American education technology company

Amplify (formerly Wireless Generation) is an American curriculum and assessment company founded in 2000. Amplify creates core and supplemental curriculum in English language arts, mathematics, and science, as well as assessments that turn data into instructional support for teachers. The company operates in all 50 states of the United States.

== History ==

=== Founding and sale ===
Wireless Generation was founded in 2000 by Larry Berger and Greg Gunn. The company sold its products and services to districts and states in the United States that used government funding for early reading and other programs. It also developed and maintained the New York City online warehouse of student data ARIS, and wrote the algorithm for the School of One, the New York City Department of Education's math help system. Berger served as the CEO of Wireless Generation until it was sold to News Corporation in 2010.

News Corp purchased a 90% stake in Wireless Generation for $360 million in 2010. At the time of the sale, the users of Wireless Generation software included three million students and 200,000 educators. Following the acquisition, News Corp invested $540 million into Amplify in order to expand its digital and tablet-based curriculum based on the Common Core State Standards.
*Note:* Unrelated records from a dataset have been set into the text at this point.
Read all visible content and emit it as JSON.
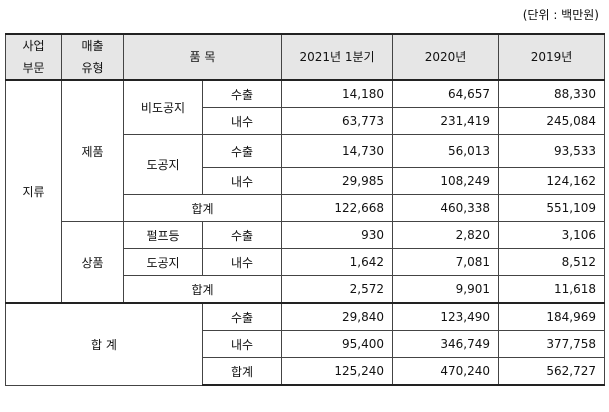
{
  "unit": "(단위 : 백만원)",
  "header": {
    "segment": [
      "사업",
      "부문"
    ],
    "sales_type": [
      "매출",
      "유형"
    ],
    "item": "품 목",
    "col_2021q1": "2021년 1분기",
    "col_2020": "2020년",
    "col_2019": "2019년"
  },
  "segment_label": "지류",
  "products": {
    "type_label": "제품",
    "non_coated": {
      "name": "비도공지",
      "export": {
        "label": "수출",
        "v2021q1": "14,180",
        "v2020": "64,657",
        "v2019": "88,330"
      },
      "domestic": {
        "label": "내수",
        "v2021q1": "63,773",
        "v2020": "231,419",
        "v2019": "245,084"
      }
    },
    "coated": {
      "name": "도공지",
      "export": {
        "label": "수출",
        "v2021q1": "14,730",
        "v2020": "56,013",
        "v2019": "93,533"
      },
      "domestic": {
        "label": "내수",
        "v2021q1": "29,985",
        "v2020": "108,249",
        "v2019": "124,162"
      }
    },
    "subtotal": {
      "label": "합계",
      "v2021q1": "122,668",
      "v2020": "460,338",
      "v2019": "551,109"
    }
  },
  "goods": {
    "type_label": "상품",
    "pulp_row": {
      "item": "펄프등",
      "label": "수출",
      "v2021q1": "930",
      "v2020": "2,820",
      "v2019": "3,106"
    },
    "coated_row": {
      "item": "도공지",
      "label": "내수",
      "v2021q1": "1,642",
      "v2020": "7,081",
      "v2019": "8,512"
    },
    "subtotal": {
      "label": "합계",
      "v2021q1": "2,572",
      "v2020": "9,901",
      "v2019": "11,618"
    }
  },
  "grand_total": {
    "label": "합 계",
    "export": {
      "label": "수출",
      "v2021q1": "29,840",
      "v2020": "123,490",
      "v2019": "184,969"
    },
    "domestic": {
      "label": "내수",
      "v2021q1": "95,400",
      "v2020": "346,749",
      "v2019": "377,758"
    },
    "total": {
      "label": "합계",
      "v2021q1": "125,240",
      "v2020": "470,240",
      "v2019": "562,727"
    }
  }
}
Joel Klein, former chancellor for the New York City Department of Education and an executive vice-president with News Corp served as Wireless Generation's new CEO.

=== Name change and partnerships ===
In 2012, News Corp changed the name of its subsidiary to Amplify. That year, Amplify partnered with Smarter Balanced Assessment Consortium to develop reporting tools for teacher assessment. In 2013, they partnered again to create a digital library of formative test items and assessment tools.

=== Products ===
In 2013, Amplify released the Amplify Tablet, a customized Asus Android tablet with a suite of subscription-based software for K-12 teaching. The company released a new version of the Amplify Tablet designed by Intel in 2014.
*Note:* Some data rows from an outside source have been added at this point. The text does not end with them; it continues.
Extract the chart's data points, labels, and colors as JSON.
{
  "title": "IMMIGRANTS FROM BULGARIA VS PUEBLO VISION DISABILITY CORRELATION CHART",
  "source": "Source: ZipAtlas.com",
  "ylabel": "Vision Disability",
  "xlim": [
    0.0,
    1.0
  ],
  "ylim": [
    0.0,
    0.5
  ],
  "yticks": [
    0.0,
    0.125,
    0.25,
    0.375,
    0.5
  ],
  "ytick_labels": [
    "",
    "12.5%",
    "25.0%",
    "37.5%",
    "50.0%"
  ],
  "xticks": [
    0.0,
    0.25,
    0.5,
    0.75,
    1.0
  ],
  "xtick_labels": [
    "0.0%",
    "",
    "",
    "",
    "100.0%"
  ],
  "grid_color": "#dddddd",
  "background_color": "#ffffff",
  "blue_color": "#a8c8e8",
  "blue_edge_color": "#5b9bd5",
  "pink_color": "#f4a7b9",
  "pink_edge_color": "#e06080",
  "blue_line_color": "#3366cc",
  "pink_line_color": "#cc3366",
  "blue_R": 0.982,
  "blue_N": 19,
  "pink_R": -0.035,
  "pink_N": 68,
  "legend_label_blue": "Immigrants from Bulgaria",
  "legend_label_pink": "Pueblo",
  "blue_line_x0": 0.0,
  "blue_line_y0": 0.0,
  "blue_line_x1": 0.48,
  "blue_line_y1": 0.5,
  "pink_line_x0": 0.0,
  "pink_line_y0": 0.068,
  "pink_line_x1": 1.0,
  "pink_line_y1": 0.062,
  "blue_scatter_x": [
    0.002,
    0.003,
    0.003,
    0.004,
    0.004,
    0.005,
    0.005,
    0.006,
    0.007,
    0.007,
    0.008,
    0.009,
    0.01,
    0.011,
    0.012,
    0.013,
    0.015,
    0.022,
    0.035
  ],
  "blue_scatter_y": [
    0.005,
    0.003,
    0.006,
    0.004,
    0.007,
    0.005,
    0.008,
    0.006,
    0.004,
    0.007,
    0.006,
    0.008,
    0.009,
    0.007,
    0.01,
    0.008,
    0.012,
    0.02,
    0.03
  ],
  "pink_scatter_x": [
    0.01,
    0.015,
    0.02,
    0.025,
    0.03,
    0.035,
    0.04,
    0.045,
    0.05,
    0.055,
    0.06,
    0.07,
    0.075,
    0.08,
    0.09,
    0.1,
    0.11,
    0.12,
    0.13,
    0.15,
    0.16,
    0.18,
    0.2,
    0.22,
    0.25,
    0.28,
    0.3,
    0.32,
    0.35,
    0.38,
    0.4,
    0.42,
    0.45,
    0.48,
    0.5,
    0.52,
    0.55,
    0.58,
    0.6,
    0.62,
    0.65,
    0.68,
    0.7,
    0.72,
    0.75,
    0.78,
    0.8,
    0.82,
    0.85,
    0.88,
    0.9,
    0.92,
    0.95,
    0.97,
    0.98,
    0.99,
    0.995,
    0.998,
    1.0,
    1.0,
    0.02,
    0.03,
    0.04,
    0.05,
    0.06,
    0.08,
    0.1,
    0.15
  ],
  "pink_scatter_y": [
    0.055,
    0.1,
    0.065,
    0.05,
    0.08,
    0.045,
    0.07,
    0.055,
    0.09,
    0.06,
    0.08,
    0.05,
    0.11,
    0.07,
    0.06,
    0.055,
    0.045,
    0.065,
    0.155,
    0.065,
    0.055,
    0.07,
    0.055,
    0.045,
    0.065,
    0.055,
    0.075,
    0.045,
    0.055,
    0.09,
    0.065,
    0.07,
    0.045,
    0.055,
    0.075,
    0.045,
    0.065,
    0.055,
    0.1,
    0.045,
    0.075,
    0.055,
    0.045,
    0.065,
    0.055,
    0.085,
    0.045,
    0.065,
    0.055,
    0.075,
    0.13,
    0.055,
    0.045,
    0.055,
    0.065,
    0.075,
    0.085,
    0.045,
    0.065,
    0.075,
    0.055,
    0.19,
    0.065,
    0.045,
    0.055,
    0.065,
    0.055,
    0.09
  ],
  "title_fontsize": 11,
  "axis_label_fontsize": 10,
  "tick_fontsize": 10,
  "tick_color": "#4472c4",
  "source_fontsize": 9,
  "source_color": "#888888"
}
=== Acquisitions and funding ===
In October 2015, News Corp sold Amplify to a management team supported by a group of private investors, including Emerson Collective. Financial terms of the transaction were not disclosed and Larry Berger became CEO.
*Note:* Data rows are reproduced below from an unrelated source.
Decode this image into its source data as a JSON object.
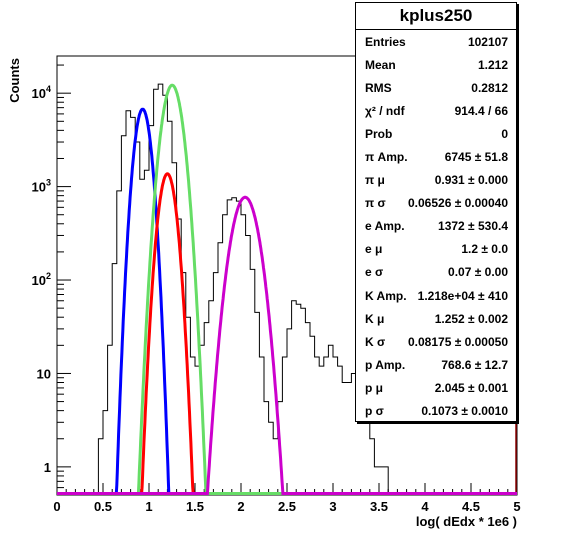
{
  "chart_data": {
    "type": "histogram",
    "xlabel": "log( dEdx * 1e6 )",
    "ylabel": "Counts",
    "xlim": [
      0,
      5
    ],
    "ylim": [
      0.5,
      25000
    ],
    "yscale": "log",
    "x_ticks": [
      "0",
      "0.5",
      "1",
      "1.5",
      "2",
      "2.5",
      "3",
      "3.5",
      "4",
      "4.5",
      "5"
    ],
    "y_ticks": [
      {
        "value": 1,
        "base": "1",
        "exp": ""
      },
      {
        "value": 10,
        "base": "10",
        "exp": ""
      },
      {
        "value": 100,
        "base": "10",
        "exp": "2"
      },
      {
        "value": 1000,
        "base": "10",
        "exp": "3"
      },
      {
        "value": 10000,
        "base": "10",
        "exp": "4"
      }
    ],
    "histogram": {
      "x": [
        0.475,
        0.525,
        0.575,
        0.625,
        0.675,
        0.725,
        0.775,
        0.825,
        0.875,
        0.925,
        0.975,
        1.025,
        1.075,
        1.125,
        1.175,
        1.225,
        1.275,
        1.325,
        1.375,
        1.425,
        1.475,
        1.525,
        1.575,
        1.625,
        1.675,
        1.725,
        1.775,
        1.825,
        1.875,
        1.925,
        1.975,
        2.025,
        2.075,
        2.125,
        2.175,
        2.225,
        2.275,
        2.325,
        2.375,
        2.425,
        2.475,
        2.525,
        2.575,
        2.625,
        2.675,
        2.725,
        2.775,
        2.825,
        2.875,
        2.925,
        2.975,
        3.025,
        3.075,
        3.125,
        3.175,
        3.225,
        3.275,
        3.325,
        3.375,
        3.425,
        3.475,
        3.525,
        3.575,
        3.625,
        3.675,
        3.725,
        3.775,
        3.825,
        3.875,
        3.925,
        3.975
      ],
      "counts": [
        2,
        4,
        20,
        150,
        900,
        3500,
        6500,
        5500,
        3000,
        1200,
        1500,
        4500,
        11000,
        12500,
        9500,
        5000,
        1800,
        450,
        120,
        40,
        15,
        12,
        20,
        35,
        60,
        120,
        250,
        500,
        720,
        760,
        700,
        500,
        300,
        130,
        45,
        15,
        5,
        3,
        2,
        5,
        15,
        30,
        60,
        55,
        50,
        35,
        25,
        15,
        12,
        15,
        20,
        15,
        12,
        8,
        8,
        10,
        6,
        4,
        3,
        2,
        1,
        1,
        1,
        0,
        0,
        0,
        0,
        0,
        0,
        0,
        0
      ]
    },
    "series": [
      {
        "name": "π",
        "color": "#0000ff",
        "amp": 6745,
        "mu": 0.931,
        "sigma": 0.06526
      },
      {
        "name": "e",
        "color": "#ff0000",
        "amp": 1372,
        "mu": 1.2,
        "sigma": 0.07
      },
      {
        "name": "K",
        "color": "#66dd66",
        "amp": 12180,
        "mu": 1.252,
        "sigma": 0.08175
      },
      {
        "name": "p",
        "color": "#cc00cc",
        "amp": 768.6,
        "mu": 2.045,
        "sigma": 0.1073
      }
    ]
  },
  "stats": {
    "title": "kplus250",
    "rows": [
      {
        "name": "Entries",
        "value": "102107"
      },
      {
        "name": "Mean",
        "value": "1.212"
      },
      {
        "name": "RMS",
        "value": "0.2812"
      },
      {
        "name": "χ² / ndf",
        "value": "914.4 / 66"
      },
      {
        "name": "Prob",
        "value": "0"
      },
      {
        "name": "π Amp.",
        "value": "6745 ± 51.8"
      },
      {
        "name": "π μ",
        "value": "0.931 ± 0.000"
      },
      {
        "name": "π σ",
        "value": "0.06526 ± 0.00040"
      },
      {
        "name": "e Amp.",
        "value": "1372 ± 530.4"
      },
      {
        "name": "e μ",
        "value": "1.2 ± 0.0"
      },
      {
        "name": "e σ",
        "value": "0.07 ± 0.00"
      },
      {
        "name": "K Amp.",
        "value": "1.218e+04 ± 410"
      },
      {
        "name": "K μ",
        "value": "1.252 ± 0.002"
      },
      {
        "name": "K σ",
        "value": "0.08175 ± 0.00050"
      },
      {
        "name": "p Amp.",
        "value": "768.6 ± 12.7"
      },
      {
        "name": "p μ",
        "value": "2.045 ± 0.001"
      },
      {
        "name": "p σ",
        "value": "0.1073 ± 0.0010"
      }
    ]
  }
}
In 2018, Fast Company reported that Amplify's revenue was $125 million and served almost 4 million students. Also that year, the company released two digital supplemental programs, Amplify Close Reading and Amplify Fractions.

In October 2021, Amplify raised $215 million in growth funding.

In May 2022, Amplify acquired the Desmos curriculum and the website teacher.desmos.com. Desmos Studio was spun off as a separate public benefit corporation focused on building free-to-use math tools, such as an online graphing calculator.

In May 2023, Amplify received additional funding from Cox Enterprises and others to further its K-12 product offerings. At that time, Amplify had reached over 10 million students in all 50 states. In 2025, Desmos Classroom, a platform for math, was renamed Amplify Classroom and began offering new lessons in science and literacy.

==Partnerships==
Amplify partnered with the Core Knowledge Foundation to publish and distribute materials across the U.S. for its Core Knowledge Language Arts (CKLA) program and its Spanish-language counterpart Caminos. CKLA is based on the science of reading and teaches reading, writing, listening, and speaking to students in preschool through Grade 5. It includes material related to literature, American history, and the natural sciences.

Amplify developed Amplify Science in collaboration with the Lawrence Hall of Science at the University of California, Berkeley. The curriculum is aligned to the Next Generation Science Standards.

Amplify developed its mCLASS assessments in partnership with the University of Oregon. The mCLASS platform helps teachers administer DIBELS, and provides real-time data and targeted instructional resources.